Najważniejsze, w tych wszystkich posunięciach Kaczyńskich nie było miejsca na interes kraju i jego mieszkańców! Ten, najlepiej byłby realizowany w wielkiej centrowo prawicowej koalicji POPIS. Ale to było dla Jarka mało istotne, liczył się zakres osobistej władzy.
Jeśli mi nie wierzysz, porównaj. Partia większa, wygrana w wyborach, gdy chce zaprosić do współudziału we władzy mniejszą, oferuje jej nieproporcjonalnie duży pakiet ustępstw personalnych i rzeczowych. Gdyż, bez tego wsparcia, nie może rządzić!
I tak było zawsze, a także jest, w koalicji PO/PSL. A wówczas, rzecz rozbiła się o mianowanie Komorowskiego! To było tak ważne dla PISu, że nie ustąpili!

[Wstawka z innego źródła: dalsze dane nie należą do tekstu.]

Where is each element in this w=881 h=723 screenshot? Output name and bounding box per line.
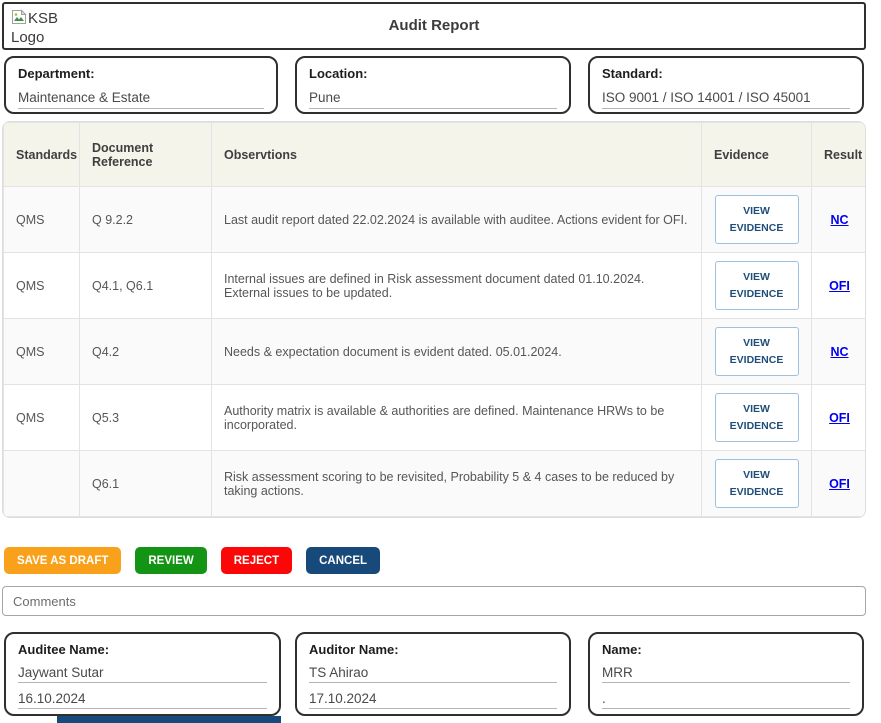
- doc-ref-cell: Q5.3: [80, 385, 212, 451]
- table-row: QMS Q4.2 Needs & expectation document is…: [4, 319, 867, 385]
- doc-ref-cell: Q4.2: [80, 319, 212, 385]
- col-header-observations: Observtions: [212, 123, 702, 187]
- audit-report-page: KSB Logo Audit Report Department: Mainte…: [0, 2, 881, 723]
- standard-cell: QMS: [4, 319, 80, 385]
- auditee-date-value[interactable]: 16.10.2024: [18, 691, 267, 709]
- view-evidence-button[interactable]: VIEW EVIDENCE: [715, 261, 799, 311]
- auditor-fieldset: Auditor Name: TS Ahirao 17.10.2024: [295, 632, 571, 716]
- result-link[interactable]: OFI: [829, 279, 850, 293]
- col-header-standards: Standards: [4, 123, 80, 187]
- standard-cell: QMS: [4, 187, 80, 253]
- standard-label: Standard:: [602, 66, 850, 81]
- observation-cell: Last audit report dated 22.02.2024 is av…: [212, 187, 702, 253]
- standard-cell: [4, 451, 80, 517]
- view-evidence-button[interactable]: VIEW EVIDENCE: [715, 327, 799, 377]
- cancel-button[interactable]: CANCEL: [306, 547, 380, 574]
- table-row: QMS Q4.1, Q6.1 Internal issues are defin…: [4, 253, 867, 319]
- col-header-evidence: Evidence: [702, 123, 812, 187]
- name-value[interactable]: MRR: [602, 665, 850, 683]
- table-row: QMS Q 9.2.2 Last audit report dated 22.0…: [4, 187, 867, 253]
- standard-cell: QMS: [4, 253, 80, 319]
- department-fieldset: Department: Maintenance & Estate: [4, 56, 278, 114]
- doc-ref-cell: Q4.1, Q6.1: [80, 253, 212, 319]
- auditee-fieldset: Auditee Name: Jaywant Sutar 16.10.2024: [4, 632, 281, 716]
- info-field-row: Department: Maintenance & Estate Locatio…: [2, 56, 866, 114]
- view-evidence-button[interactable]: VIEW EVIDENCE: [715, 459, 799, 509]
- reject-button[interactable]: REJECT: [221, 547, 292, 574]
- col-header-document-reference: Document Reference: [80, 123, 212, 187]
- result-link[interactable]: OFI: [829, 477, 850, 491]
- auditor-date-value[interactable]: 17.10.2024: [309, 691, 557, 709]
- location-label: Location:: [309, 66, 557, 81]
- standard-cell: QMS: [4, 385, 80, 451]
- save-as-draft-button[interactable]: SAVE AS DRAFT: [4, 547, 121, 574]
- location-fieldset: Location: Pune: [295, 56, 571, 114]
- name-label: Name:: [602, 642, 850, 657]
- table-row: QMS Q5.3 Authority matrix is available &…: [4, 385, 867, 451]
- observation-cell: Risk assessment scoring to be revisited,…: [212, 451, 702, 517]
- review-button[interactable]: REVIEW: [135, 547, 206, 574]
- result-link[interactable]: NC: [830, 345, 848, 359]
- result-link[interactable]: NC: [830, 213, 848, 227]
- name-date-value[interactable]: .: [602, 691, 850, 709]
- observations-table: Standards Document Reference Observtions…: [3, 122, 866, 517]
- table-header-row: Standards Document Reference Observtions…: [4, 123, 867, 187]
- observations-table-wrapper: Standards Document Reference Observtions…: [2, 121, 866, 518]
- location-value[interactable]: Pune: [309, 90, 557, 109]
- report-header: KSB Logo Audit Report: [2, 2, 866, 50]
- view-evidence-button[interactable]: VIEW EVIDENCE: [715, 195, 799, 245]
- name-fieldset: Name: MRR .: [588, 632, 864, 716]
- auditor-name-value[interactable]: TS Ahirao: [309, 665, 557, 683]
- action-button-row: SAVE AS DRAFT REVIEW REJECT CANCEL: [4, 547, 866, 574]
- auditee-name-label: Auditee Name:: [18, 642, 267, 657]
- observation-cell: Needs & expectation document is evident …: [212, 319, 702, 385]
- auditee-name-value[interactable]: Jaywant Sutar: [18, 665, 267, 683]
- comments-input[interactable]: [2, 586, 866, 616]
- bottom-partial-bar: [57, 716, 281, 723]
- observation-cell: Internal issues are defined in Risk asse…: [212, 253, 702, 319]
- col-header-result: Result: [812, 123, 867, 187]
- result-link[interactable]: OFI: [829, 411, 850, 425]
- standard-fieldset: Standard: ISO 9001 / ISO 14001 / ISO 450…: [588, 56, 864, 114]
- department-label: Department:: [18, 66, 264, 81]
- page-title: Audit Report: [4, 17, 864, 34]
- observation-cell: Authority matrix is available & authorit…: [212, 385, 702, 451]
- doc-ref-cell: Q 9.2.2: [80, 187, 212, 253]
- standard-value[interactable]: ISO 9001 / ISO 14001 / ISO 45001: [602, 90, 850, 109]
- view-evidence-button[interactable]: VIEW EVIDENCE: [715, 393, 799, 443]
- signature-row: Auditee Name: Jaywant Sutar 16.10.2024 A…: [2, 632, 866, 716]
- doc-ref-cell: Q6.1: [80, 451, 212, 517]
- department-value[interactable]: Maintenance & Estate: [18, 90, 264, 109]
- auditor-name-label: Auditor Name:: [309, 642, 557, 657]
- table-row: Q6.1 Risk assessment scoring to be revis…: [4, 451, 867, 517]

To co przeczytałeś, jest prawdą. Piszę o tym, bez wiary, że Cię przekonam, ale z potrzeby dania świadectwa.
Moja totalna nieufność wobec pana Prezesa Kaczyńskiego, wynika z opisanych wydarzeń, a nie ze ślepego uwielbienia pana Tuska, który jest w moich oczach sprytnym politycznym cwaniakiem. Rzecz w tym, że jeśli mam wybierać pomiędzy jednym i drugim, zdecydowanie wolę Tuska.